As much of what I learned was eye-opening, I’ve decided to include the results of my research here, in an expanded form of my original post to the mailing list.
Are steel cut oats raw? Good question! I googled oats and steel cut oats, and found that most sources tend to pussy-foot around the issue.
Wikipedia states that hulled oats ” pass through a heat and moisture treatment to balance moisture, but mainly to stabilize the groat. Oat groats are high in fat (lipids) and once exposed from their protective hull, enzymatic (lipase) activity begins to break down the fat into free fatty acids, ultimately causing an off flavor or rancidity. Oats will begin to show signs of enzymatic rancidity within 4 days of being dehulled and not stabilized. This process is primarily done in food grade plants, not in feed grade plants. An oat groat is not considered a raw oat groat if it has gone through this process: the heat has disrupted the germ, and the oat groat will not sprout.”
Does this mean that oat groats and steel-cut oats which are sold as food products raw or not?
Wisegeek.com says “Just as with all types of prepared oats, steel cut oats are made from oat grains that have been hulled and steamed. Generally the finished oat groats that are destined for preparation as steel cut oats are also roasted, helping to release an enhanced flavor in the oat groats.”
Companies which produce and package oats and steel cut oats do not say that their oats are a raw product. The closest that any such company comes, per my research, is McCann’s claim that other companies’ oats undergo extensive heat processing, which affects the flavor. McCann’s does not state, however, that their product is *not heat processed*)
Bob’s Red Mill, which offers both flax seed meal (known to go rancid quickly) and steel-cut oats, cautions consumers to keep the flax meal refrigerated for freshness, but does not offer similar advice for its steel-cut oats (what does this say?)

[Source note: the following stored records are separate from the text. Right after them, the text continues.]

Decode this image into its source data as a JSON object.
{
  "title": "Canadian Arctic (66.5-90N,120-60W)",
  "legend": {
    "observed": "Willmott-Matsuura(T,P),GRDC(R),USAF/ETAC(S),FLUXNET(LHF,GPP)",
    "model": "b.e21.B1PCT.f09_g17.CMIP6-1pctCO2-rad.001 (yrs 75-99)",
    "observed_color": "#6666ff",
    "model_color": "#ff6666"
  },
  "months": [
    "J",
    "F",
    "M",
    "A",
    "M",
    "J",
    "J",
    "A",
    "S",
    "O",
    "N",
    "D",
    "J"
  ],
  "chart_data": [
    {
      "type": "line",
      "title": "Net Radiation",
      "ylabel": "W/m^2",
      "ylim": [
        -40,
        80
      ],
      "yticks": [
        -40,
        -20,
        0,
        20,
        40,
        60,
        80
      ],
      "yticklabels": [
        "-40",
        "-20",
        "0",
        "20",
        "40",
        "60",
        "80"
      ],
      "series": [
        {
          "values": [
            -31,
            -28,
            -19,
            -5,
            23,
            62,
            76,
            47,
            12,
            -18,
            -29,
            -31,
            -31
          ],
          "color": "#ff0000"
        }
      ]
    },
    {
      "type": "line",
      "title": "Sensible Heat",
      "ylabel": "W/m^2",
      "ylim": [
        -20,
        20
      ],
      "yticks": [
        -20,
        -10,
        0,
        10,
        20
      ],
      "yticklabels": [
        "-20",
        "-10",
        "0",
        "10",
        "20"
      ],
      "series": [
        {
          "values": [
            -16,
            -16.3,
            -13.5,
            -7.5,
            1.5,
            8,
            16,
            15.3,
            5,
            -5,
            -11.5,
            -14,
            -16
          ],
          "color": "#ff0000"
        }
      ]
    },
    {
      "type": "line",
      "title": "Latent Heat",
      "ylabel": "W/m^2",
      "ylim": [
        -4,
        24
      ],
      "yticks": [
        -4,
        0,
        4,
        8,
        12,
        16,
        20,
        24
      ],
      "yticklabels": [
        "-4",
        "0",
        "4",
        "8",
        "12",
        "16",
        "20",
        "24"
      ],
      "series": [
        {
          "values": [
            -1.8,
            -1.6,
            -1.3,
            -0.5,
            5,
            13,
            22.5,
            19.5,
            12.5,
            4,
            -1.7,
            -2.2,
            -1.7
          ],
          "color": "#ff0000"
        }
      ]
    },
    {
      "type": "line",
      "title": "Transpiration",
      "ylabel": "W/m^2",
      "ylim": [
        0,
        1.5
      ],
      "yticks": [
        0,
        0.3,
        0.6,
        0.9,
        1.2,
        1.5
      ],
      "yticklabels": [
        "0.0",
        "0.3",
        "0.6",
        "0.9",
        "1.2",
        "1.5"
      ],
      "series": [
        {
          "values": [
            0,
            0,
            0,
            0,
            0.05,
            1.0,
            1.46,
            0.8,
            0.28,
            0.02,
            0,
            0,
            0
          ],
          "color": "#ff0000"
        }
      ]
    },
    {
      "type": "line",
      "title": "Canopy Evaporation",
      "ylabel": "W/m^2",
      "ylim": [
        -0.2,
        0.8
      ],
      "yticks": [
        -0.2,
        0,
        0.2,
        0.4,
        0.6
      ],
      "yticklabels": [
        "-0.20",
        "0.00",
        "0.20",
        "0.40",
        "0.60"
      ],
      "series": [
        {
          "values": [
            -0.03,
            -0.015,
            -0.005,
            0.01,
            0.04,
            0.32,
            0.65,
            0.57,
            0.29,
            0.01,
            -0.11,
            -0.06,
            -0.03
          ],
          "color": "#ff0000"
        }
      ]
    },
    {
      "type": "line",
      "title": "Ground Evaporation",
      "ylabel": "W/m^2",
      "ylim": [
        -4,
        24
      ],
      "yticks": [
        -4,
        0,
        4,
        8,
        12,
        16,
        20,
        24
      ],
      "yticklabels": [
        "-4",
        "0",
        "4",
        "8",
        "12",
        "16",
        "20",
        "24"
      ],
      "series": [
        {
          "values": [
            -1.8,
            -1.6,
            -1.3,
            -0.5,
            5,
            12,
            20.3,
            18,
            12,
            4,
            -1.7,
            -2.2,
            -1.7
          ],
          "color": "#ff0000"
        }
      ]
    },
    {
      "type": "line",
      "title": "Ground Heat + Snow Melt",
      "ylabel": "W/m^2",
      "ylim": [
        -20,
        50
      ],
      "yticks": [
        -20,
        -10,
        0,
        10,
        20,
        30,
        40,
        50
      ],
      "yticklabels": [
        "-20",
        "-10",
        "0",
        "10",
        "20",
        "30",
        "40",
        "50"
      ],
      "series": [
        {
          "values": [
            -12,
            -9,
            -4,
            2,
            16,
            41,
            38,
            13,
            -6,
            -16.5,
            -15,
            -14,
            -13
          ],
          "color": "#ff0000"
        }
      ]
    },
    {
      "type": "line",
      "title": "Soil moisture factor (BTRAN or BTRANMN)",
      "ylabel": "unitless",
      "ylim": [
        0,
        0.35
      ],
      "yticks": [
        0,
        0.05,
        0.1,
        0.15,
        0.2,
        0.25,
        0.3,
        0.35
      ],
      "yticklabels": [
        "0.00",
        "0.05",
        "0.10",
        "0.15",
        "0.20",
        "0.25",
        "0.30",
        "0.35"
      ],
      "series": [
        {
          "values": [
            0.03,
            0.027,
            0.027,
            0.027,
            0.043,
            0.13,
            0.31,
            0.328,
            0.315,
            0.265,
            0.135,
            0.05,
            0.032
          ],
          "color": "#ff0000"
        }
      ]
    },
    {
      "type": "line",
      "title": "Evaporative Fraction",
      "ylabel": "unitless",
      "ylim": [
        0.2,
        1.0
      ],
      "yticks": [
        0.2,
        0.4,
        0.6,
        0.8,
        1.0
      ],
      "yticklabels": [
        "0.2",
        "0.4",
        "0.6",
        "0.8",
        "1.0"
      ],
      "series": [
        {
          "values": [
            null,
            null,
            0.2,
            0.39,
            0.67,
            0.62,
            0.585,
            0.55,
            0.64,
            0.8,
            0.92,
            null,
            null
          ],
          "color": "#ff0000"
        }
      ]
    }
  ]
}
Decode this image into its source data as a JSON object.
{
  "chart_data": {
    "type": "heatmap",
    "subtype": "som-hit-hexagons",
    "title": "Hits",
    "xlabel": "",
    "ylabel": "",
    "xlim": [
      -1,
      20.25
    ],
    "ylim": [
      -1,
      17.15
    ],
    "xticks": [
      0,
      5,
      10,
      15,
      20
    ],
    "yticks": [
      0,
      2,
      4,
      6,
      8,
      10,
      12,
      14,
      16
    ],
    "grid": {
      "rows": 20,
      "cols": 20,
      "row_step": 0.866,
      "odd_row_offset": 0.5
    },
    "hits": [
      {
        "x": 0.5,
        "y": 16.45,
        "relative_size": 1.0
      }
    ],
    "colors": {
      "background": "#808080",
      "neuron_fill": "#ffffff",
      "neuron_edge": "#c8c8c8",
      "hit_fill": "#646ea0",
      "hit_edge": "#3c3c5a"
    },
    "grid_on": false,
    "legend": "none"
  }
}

Sprouthouse.com lists “Oat Groats Raw Organic” but says “These are NOT oats for oat grass.” (and why not? This statement does beg the question.)
Sproutpeople.com lists oats for growing oatgrass “these are the same seeds we sell for Oat Sprouts. Hulless Oats do not usually grow a great crop of grass.” Under the sproutpeople.com listing for sprouting seed, “hulless Nebraska oats” are listed as “Hulless, tender and very quick to sprout. These are a wonderfully tender grain with a mild sweetness. Raw, not cooked, not heated, not hulled.” The claim is very clear, here, however confusing — if these oats are not hulled, how are they hulless?
The question of how those Nebraska oats got to be hulless is answered, at length, in Katherine Czapp’s article “Naked Oats”, on the Weston A. Price Foundation site , which suggests that “hulless oats” (avena nuda, as opposed to the more common avena sativa) were once commonly grown in America:
“Naked oats, so called because the kernels thresh free of the hulls, have been grown for centuries ….can also be easily used as porridge or other food for humans.
The nutrition profile of naked oats is quite impressive, with contributions rich in minerals and vitamins and a fat content rivaling that of corn, along with high-quality protein similar to that found in soybeans…… Naked oats also supply unsaturated fatty acids that contribute to the production of higher quality eggs, milk and meat products.”
This article also tells us that early colonists grew “silpee”, also known as “pilcorn” and “peelcorn” (avena nuda), which they sometimes referred to as “corn,” both to feed their livestock and to make the traditional Scottish porridge “sowens.”
Seedsofchange.com, an on-line organic seed supplier, says of its avena nuda (listed as hulless oats) “produces oats without a thick hull, easy process [sic] for home use. ”
TO MAKE A LONG STORY SHORT: If your steel-cut oats have been made from “naked oats”, then they may well be raw. If the oat groats you buy are from “naked oats”, then they may well be raw. Pointedly ask your supplier/food market if the oats you are interested in buying can be sprouted. If your oats are from “avena sativa”, the most commonly available oats in America and Europe, their rawness must be suspect. If this concerns you, you should track down the producer and pin them down to a specific yes/no answer on the question of heat-processing.